Considero os grupos de ajuda mutua, dos 12 Passos, um recurso extremamente valioso na sociedade por vários motivos. Primeiro, porque funcionam, através dos vínculos de confiança as pessoas conseguem recuperar a dignidade e a estima necessária à motivação para a mudança. Segundo, é gratuito. Não existem profissionais e/ou compromissos financeiros e qualquer pessoa pode aderir, independentemente do estatuto social.

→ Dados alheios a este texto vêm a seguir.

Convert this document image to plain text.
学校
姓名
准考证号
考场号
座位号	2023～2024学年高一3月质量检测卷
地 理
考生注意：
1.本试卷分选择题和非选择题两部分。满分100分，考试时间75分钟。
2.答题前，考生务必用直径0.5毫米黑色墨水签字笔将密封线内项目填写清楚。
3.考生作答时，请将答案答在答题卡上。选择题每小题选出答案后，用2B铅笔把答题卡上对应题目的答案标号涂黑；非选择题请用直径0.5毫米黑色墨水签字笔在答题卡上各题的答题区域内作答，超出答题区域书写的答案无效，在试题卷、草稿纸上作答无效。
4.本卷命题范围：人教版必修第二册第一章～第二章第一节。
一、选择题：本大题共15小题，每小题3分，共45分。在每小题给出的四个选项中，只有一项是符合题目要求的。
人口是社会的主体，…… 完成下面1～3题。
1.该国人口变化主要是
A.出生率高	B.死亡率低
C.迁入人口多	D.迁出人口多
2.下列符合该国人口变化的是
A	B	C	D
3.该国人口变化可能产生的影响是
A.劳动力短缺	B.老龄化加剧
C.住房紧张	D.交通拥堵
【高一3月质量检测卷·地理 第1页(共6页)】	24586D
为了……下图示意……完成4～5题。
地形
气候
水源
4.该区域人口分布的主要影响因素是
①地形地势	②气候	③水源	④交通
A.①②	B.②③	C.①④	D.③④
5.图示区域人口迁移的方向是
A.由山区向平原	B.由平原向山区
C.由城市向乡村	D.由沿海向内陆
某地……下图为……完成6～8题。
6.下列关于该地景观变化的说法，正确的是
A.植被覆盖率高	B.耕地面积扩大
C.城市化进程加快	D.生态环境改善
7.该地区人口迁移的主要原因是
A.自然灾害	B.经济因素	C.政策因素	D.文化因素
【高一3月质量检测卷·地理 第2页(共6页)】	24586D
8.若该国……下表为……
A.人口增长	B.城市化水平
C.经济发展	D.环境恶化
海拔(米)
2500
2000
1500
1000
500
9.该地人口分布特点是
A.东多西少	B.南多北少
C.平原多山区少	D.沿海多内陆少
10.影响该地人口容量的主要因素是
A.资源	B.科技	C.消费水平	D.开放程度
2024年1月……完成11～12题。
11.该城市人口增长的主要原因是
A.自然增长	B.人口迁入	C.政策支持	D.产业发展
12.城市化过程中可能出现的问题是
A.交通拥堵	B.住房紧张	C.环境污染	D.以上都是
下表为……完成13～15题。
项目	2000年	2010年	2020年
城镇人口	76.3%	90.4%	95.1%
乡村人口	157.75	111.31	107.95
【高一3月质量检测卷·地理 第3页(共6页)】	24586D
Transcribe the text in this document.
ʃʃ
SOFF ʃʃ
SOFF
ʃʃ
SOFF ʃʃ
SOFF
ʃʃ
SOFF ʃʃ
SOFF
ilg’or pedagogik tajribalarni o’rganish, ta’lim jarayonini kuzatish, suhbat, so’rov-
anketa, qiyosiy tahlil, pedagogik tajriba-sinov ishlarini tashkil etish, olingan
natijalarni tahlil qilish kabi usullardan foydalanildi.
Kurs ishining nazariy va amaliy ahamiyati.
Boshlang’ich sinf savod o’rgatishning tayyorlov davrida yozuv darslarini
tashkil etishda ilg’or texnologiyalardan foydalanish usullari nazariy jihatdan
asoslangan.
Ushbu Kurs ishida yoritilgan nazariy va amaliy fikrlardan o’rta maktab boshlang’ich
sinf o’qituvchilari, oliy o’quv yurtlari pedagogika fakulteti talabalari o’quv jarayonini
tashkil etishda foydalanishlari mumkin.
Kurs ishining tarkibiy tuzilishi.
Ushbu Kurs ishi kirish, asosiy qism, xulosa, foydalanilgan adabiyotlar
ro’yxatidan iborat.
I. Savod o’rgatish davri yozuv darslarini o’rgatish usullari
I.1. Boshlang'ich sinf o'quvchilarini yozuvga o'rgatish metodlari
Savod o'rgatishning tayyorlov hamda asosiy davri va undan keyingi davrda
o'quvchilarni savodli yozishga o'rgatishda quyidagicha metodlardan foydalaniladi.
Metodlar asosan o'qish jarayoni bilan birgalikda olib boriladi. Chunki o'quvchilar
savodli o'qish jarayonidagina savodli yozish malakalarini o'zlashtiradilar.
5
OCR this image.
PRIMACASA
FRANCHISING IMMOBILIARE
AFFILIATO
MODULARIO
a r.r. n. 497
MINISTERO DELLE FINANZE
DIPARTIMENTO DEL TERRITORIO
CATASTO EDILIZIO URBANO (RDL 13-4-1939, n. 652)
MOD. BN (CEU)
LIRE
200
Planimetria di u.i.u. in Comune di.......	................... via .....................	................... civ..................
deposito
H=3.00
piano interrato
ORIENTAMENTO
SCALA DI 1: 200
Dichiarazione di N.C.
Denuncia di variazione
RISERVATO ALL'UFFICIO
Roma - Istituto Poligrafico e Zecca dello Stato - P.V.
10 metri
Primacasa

Terceiro, a história sobre este tipo de grupos de ajuda mutua, desde 1935 nos EUA, e actualmente em todo o mundo, revela que as pessoas conseguem mudar de comportamento quando assumem a responsabilidade pelo seu comportamento problema e dedicam-se com paixão a entreajudar-se ao invés de serem tratadas como vítimas do estigma e da negação. Algumas pessoas que acompanho nas consultas também pertencem aos grupos dos 12 Passos. Devido à complexidade do tratamento da adicção, todos os recursos disponíveis na sociedade são bem vindos, desde que funcionem. É possível recuperar, um dia de cada vez.